I find that A) I really love both games, and B) they both serve very different purposes. First, I think they both help me avoid Game Burnout, which is all too common when we’ve spent ungodly hours fixated on just one mmorpg. Yeah, I know, that sounds a little like saying smoking crack wouldn’t be so bad if we’d mix in a little heroin now and then, but I think y’all know what I’m saying. But my real point is that I don’t think we need to be arguing about which game is superior. It’s not an apples to apples comparison. Syncaine had his post about how Eve had “fixed” issues in the mmorpg world, and while I happen to agree with a lot of his points, I don’t necessarily think all games need to be “fixed” in the same way. I like that there’s no open PvP in WoW, I appreciate the world they created without it. I love that there’s open PvP in much of the Eve universe. But you can’t take “PvP or no PvP” argument and drop it on WoW or Eve without considering a hundred different design decisions about both world. Open PvP in WoW might suck. Eve’s designed for it. A solely PvE environment in Eve might be boring as hell, and it definitely wouldn’t create such excellent stories about politics, intrigue, and espionage.

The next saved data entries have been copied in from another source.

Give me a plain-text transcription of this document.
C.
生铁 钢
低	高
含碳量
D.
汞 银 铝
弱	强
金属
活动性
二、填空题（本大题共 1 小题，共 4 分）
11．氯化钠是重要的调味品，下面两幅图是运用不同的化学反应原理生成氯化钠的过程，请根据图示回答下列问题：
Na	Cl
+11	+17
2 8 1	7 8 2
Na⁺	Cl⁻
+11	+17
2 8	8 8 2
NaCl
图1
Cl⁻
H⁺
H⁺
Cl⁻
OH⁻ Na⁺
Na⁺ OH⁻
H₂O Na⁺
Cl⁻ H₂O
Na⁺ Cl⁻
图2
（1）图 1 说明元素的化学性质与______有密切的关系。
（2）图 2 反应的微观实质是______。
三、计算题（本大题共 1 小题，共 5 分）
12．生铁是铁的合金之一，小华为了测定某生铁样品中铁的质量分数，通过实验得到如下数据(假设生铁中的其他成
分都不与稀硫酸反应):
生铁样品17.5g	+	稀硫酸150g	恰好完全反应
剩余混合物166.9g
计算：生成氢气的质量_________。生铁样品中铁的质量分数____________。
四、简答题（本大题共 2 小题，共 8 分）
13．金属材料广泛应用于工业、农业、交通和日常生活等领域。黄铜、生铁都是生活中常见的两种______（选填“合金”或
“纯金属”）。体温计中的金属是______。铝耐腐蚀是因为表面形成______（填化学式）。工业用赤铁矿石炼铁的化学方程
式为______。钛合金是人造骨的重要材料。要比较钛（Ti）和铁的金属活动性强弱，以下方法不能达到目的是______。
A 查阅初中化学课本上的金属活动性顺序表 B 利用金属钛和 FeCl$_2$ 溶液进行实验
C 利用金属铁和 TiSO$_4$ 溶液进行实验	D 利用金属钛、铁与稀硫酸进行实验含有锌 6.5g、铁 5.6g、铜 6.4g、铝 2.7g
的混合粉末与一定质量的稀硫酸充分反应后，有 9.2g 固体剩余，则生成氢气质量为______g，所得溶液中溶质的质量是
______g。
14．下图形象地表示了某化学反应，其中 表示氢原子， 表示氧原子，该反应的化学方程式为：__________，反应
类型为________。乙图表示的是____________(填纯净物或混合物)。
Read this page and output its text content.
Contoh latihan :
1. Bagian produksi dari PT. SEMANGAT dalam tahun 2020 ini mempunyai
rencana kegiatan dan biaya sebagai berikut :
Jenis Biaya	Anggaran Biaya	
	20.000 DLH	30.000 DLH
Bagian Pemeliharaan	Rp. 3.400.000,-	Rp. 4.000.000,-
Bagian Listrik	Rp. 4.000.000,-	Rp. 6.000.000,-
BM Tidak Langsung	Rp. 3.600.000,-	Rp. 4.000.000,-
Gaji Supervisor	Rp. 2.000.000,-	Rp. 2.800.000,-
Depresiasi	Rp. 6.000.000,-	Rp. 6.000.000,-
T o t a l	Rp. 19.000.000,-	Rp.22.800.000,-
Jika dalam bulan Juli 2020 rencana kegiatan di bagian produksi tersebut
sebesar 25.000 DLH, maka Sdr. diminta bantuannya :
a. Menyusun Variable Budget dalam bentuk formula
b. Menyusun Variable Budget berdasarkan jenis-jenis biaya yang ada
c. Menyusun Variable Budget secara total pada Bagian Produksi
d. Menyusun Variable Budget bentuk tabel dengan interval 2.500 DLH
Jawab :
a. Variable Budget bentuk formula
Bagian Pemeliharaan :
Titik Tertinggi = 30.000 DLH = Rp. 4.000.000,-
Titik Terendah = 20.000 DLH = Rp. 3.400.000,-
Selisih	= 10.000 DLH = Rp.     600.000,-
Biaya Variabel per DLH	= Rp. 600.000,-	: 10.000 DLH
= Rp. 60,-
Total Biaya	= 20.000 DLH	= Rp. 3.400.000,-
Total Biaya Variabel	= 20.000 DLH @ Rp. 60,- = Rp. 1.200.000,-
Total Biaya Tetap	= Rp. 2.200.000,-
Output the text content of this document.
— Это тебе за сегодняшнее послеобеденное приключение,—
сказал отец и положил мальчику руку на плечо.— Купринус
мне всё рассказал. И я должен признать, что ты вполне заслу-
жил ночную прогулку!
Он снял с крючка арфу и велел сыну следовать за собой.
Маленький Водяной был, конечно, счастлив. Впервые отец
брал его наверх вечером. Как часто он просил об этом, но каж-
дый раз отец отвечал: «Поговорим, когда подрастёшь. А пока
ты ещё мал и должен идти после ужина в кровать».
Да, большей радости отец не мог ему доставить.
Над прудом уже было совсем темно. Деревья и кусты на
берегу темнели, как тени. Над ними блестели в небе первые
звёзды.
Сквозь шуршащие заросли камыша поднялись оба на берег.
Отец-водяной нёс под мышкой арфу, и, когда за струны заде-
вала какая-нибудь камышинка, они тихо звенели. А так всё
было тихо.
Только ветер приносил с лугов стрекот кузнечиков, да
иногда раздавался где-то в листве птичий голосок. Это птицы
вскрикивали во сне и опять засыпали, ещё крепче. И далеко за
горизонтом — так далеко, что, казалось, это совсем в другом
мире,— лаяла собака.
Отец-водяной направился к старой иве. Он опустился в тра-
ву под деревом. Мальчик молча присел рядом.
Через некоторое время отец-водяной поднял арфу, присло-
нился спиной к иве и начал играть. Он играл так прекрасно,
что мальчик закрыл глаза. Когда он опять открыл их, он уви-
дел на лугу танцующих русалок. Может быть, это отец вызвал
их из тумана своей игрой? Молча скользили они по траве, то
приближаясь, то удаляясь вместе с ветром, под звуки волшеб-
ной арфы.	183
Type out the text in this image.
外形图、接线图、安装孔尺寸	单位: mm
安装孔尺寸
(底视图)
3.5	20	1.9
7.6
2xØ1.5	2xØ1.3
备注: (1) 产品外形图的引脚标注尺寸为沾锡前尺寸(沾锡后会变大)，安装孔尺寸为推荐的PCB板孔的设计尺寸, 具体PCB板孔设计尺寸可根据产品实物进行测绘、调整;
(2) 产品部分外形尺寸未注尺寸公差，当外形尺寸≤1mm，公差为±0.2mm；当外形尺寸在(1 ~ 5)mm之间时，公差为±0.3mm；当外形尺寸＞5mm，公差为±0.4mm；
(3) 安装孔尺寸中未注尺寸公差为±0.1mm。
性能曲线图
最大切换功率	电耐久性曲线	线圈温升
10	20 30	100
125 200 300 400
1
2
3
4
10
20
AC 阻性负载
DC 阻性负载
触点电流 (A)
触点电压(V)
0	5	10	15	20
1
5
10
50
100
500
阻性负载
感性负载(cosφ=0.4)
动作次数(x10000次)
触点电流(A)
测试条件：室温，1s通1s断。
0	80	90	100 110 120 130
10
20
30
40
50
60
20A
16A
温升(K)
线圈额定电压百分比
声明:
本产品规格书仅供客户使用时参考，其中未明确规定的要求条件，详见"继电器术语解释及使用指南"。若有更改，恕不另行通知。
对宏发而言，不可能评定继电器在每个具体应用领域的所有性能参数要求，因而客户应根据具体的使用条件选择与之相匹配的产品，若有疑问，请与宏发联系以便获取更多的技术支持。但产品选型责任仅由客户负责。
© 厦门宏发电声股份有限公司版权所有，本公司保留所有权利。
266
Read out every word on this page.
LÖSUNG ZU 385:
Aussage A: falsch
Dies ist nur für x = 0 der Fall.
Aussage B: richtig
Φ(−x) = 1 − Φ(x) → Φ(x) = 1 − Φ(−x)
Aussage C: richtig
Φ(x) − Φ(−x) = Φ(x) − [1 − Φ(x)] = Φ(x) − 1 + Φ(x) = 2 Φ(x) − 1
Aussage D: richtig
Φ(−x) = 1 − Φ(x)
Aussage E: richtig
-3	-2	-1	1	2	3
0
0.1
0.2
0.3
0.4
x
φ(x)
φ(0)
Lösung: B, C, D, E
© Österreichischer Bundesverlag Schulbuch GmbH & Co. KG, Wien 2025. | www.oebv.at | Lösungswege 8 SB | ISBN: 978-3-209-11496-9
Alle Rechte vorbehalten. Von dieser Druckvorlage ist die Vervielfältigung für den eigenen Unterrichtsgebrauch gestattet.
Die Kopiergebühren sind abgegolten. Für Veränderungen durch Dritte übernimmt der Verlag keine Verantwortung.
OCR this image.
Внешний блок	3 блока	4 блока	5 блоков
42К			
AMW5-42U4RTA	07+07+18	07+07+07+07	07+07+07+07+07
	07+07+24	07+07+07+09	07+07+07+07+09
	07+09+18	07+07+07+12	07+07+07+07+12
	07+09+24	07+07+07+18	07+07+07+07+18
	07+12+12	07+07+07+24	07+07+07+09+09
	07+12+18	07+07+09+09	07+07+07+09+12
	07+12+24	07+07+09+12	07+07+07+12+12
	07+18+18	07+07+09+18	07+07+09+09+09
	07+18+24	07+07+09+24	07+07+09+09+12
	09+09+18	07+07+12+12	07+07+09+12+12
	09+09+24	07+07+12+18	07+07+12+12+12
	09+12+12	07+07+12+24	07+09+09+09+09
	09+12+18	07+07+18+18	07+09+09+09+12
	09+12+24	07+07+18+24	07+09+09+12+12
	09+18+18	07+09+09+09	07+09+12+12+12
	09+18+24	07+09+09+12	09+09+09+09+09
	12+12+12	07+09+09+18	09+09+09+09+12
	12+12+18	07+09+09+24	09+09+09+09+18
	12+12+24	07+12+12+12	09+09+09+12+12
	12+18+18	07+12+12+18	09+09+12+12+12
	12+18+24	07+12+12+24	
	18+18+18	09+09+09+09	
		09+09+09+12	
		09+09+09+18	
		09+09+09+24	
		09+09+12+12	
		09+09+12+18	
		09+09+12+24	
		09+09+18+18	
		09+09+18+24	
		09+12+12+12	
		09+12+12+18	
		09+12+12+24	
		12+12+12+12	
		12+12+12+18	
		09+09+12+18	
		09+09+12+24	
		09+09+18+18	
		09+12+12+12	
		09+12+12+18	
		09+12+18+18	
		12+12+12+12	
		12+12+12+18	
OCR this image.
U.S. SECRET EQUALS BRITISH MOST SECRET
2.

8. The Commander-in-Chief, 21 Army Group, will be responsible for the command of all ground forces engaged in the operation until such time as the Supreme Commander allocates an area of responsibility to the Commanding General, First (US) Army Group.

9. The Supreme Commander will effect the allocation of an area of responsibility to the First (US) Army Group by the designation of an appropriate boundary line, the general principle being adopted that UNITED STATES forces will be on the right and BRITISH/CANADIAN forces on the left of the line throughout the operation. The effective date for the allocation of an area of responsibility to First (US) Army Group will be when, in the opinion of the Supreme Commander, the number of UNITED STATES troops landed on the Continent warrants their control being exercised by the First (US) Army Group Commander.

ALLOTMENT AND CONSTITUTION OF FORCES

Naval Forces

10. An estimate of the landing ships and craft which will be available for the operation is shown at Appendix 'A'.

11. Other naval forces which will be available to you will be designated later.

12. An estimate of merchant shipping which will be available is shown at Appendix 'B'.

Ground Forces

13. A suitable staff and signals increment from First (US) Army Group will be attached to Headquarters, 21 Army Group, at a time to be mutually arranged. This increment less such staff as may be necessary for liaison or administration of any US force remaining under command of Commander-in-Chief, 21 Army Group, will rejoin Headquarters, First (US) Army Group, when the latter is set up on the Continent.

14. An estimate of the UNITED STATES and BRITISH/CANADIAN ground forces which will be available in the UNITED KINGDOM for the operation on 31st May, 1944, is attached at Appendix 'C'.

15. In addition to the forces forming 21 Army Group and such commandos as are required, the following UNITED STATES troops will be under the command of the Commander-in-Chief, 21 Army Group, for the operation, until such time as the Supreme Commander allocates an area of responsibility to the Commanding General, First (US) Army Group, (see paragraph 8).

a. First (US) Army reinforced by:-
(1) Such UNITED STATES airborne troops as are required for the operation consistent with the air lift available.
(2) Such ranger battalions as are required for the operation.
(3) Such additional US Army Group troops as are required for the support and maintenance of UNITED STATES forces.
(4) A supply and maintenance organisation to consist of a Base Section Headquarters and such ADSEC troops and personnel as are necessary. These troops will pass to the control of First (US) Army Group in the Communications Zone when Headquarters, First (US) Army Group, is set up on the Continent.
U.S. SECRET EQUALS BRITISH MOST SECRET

Chess and checkers. Both great games. No one’s trying to say checkers should be more like chess, are they?

Eve’s first Quarterly Economic Newsletter (QEN)

Before I start talking about how cool it is that CCP has employed a full-time economist, I find it wildly humorous (and perhaps a little sad) that I’m far more interested in the economy of a virtual world than I am in the economy in the real world. Maybe it’s the subject matter or presentation; if Econ 101 in college had been presented as a game, maybe it would have caught my interest a little more. (Note to self: You work for a university. Sounds like a damn cool class to propose to a Dean some day).

That said, Eve’s quarterly economic report was released a couple days ago. You can get the PDF file here and dig into 15 pages of geeky Eve economic goodness. If that’s not enough dorkiness for you, all the dev blogs about the economy in Eve can be found here.

Maybe it’s just me, but I think Dr. Eyjólfur Guðmundsson has a pretty cool job. I was going to write about why Eve is a good environment for experimental research, but I think CCP’s press release when they hired Dr. Guðmundsson says it best:

 “EVE Online may be set in the future, but the skills needed to play are rooted in the real world of today. Players operate vast corporations whose shares are traded in-game among players so economic strength and agility is key to their success. Just as entrepreneurs and executives rely on real-world economic indicators, EVE Online players need timely information and analysis of the in-game economy,” said Hilmar Pétursson, CEO of CCP Games. “That’s why we created this important position and we’re delighted to have someone of Eyjólfur’s caliber and expertise fill the role.”

There are three major areas covered in this first QEN.  First is demographics (population, skill points and security status), second is macroeconomics (the monetary supply) and the third is price levels and inflation/deflation.

I’m not going to dig into any of them in this post. I think it’s too long for one entry. I might take things an issue at a time over the next few days and write up some thoughts on  Dr. Guðmundsson’s findings.  And actually, while I’m mentioning Dr. Guðmundsson a few times, I should probably mention the researcher on this project as well, Kjartan Þ. Halldórsson. I’m not accusing Dr. Guðmundsson of riding on the research of a good graduate researcher, but I’ve seen enough of that at the university level to know that Kjartan probably put in long hours compiling this data for the good doctor’s review and deserves recognition as well. Kjartan’s name is right on the front page of the report, where it should be.